Le soin psycho-traumatique commence là, en prenant soin pour rétablir une possible confiance et l’engagement d’un suivi dans le temps, ce qui suppose un lieu de soin thérapeutique possible institué en dehors du camp. [2] Le traitement relationnel nécessite ce lieu spécifique qui traite de cette perte de confiance dans ses liens d’appartenance au groupe d’origine et l’accueil de l’autre comme sujet. Cette écoute permet de réactualiser les conflits intimes et familiaux dans les vécus de persécution et de menace permanente, de honte et de culpabilité. Sa nécessité de temps long s’oppose donc au refus de protection actuel et d’un accueil inconditionnel comme droit commun de la population. Elle nécessite la prise en compte de l’aléatoire du récit de la demande d’asile, qui ne peut être traitée comme une recherche de « preuve », ce qui est le cas actuel de la plupart des administrations avec son cortège de refus répétitifs, le sujet étant au final « débouté ».
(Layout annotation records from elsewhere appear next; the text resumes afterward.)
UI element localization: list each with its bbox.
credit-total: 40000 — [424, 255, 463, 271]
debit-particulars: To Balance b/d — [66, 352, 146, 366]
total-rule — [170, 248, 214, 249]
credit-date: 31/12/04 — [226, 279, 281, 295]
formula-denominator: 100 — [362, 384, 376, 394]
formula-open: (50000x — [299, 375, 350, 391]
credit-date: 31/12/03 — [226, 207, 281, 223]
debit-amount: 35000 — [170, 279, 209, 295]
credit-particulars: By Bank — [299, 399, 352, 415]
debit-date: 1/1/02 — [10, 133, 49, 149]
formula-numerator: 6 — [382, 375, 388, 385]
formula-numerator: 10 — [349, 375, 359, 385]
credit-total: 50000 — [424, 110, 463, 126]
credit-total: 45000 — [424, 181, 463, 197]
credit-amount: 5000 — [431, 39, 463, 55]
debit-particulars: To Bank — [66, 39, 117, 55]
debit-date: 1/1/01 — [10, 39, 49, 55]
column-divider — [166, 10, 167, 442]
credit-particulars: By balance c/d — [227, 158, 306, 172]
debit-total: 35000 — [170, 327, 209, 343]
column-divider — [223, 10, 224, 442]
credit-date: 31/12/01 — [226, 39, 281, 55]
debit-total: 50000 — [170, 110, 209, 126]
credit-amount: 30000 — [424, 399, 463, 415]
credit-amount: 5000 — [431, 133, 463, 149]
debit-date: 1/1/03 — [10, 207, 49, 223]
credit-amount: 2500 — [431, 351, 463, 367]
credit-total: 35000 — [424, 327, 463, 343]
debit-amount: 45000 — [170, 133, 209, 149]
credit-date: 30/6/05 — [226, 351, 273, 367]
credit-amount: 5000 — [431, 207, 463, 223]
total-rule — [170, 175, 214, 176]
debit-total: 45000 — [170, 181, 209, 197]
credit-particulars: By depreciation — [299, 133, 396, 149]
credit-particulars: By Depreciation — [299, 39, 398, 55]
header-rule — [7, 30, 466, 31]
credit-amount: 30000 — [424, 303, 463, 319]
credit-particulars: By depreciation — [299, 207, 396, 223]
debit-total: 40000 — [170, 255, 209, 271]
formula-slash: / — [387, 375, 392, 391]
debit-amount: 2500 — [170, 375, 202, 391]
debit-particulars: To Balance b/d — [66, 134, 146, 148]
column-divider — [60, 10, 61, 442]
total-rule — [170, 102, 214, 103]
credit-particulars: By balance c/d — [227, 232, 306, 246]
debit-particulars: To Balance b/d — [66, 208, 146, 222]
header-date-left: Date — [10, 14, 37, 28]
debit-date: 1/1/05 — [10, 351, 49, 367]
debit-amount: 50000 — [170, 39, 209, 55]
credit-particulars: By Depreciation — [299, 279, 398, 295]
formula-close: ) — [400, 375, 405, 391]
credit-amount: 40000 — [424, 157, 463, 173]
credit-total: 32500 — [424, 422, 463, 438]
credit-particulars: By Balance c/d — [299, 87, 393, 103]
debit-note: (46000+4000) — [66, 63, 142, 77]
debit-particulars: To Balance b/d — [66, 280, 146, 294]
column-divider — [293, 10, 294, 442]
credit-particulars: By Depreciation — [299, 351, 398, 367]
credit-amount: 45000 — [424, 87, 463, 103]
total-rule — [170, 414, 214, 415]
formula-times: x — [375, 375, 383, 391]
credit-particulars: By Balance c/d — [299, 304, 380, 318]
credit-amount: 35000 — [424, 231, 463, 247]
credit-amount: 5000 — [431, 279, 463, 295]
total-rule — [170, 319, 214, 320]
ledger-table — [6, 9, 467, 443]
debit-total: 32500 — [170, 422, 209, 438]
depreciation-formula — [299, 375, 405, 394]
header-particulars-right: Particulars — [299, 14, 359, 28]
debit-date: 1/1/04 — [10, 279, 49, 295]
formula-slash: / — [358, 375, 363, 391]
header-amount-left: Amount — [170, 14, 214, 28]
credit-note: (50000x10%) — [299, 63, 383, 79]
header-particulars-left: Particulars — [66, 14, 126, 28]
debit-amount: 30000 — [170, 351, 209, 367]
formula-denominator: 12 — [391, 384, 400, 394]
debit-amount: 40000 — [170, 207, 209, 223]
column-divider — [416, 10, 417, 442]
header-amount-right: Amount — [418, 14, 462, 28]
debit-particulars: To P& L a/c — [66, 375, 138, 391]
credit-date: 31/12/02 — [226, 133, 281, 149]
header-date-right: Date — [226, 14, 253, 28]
Le traitement de la souffrance de l’exil doit donc s’inscrire dans une protection internationale reconnue, dont la réalisation juridique nécessite une régularisation statutaire légale comme inscription dans des droits fondamentaux (demande d’asile dès l’arrivée, accueil inconditionnel, lutte pour logement digne intégré au tissu social et non internement dans des camps, papiers de transition dès l’arrivée, accès aux soins). C’est l’objet de notre lutte et de notre engagement avec les migrants, quelle que soit la cause de leur exil.
Jean-Pierre Martin
[1] Durant le printemps et l’été 2015.
[2] La santé même des migrants est atteinte par la loi de Juillet 2015 qui modifie le dispositif applicable aux étrangers malades (qui revient sur une disposition de la loi du 16 juin 2011). L’expertise est désormais soumise à un collège de médecins du service médical de l’Office français de l’immigration et de l’intégration(OFII), donc d’une logique du ministère de l’intérieur et non de la santé.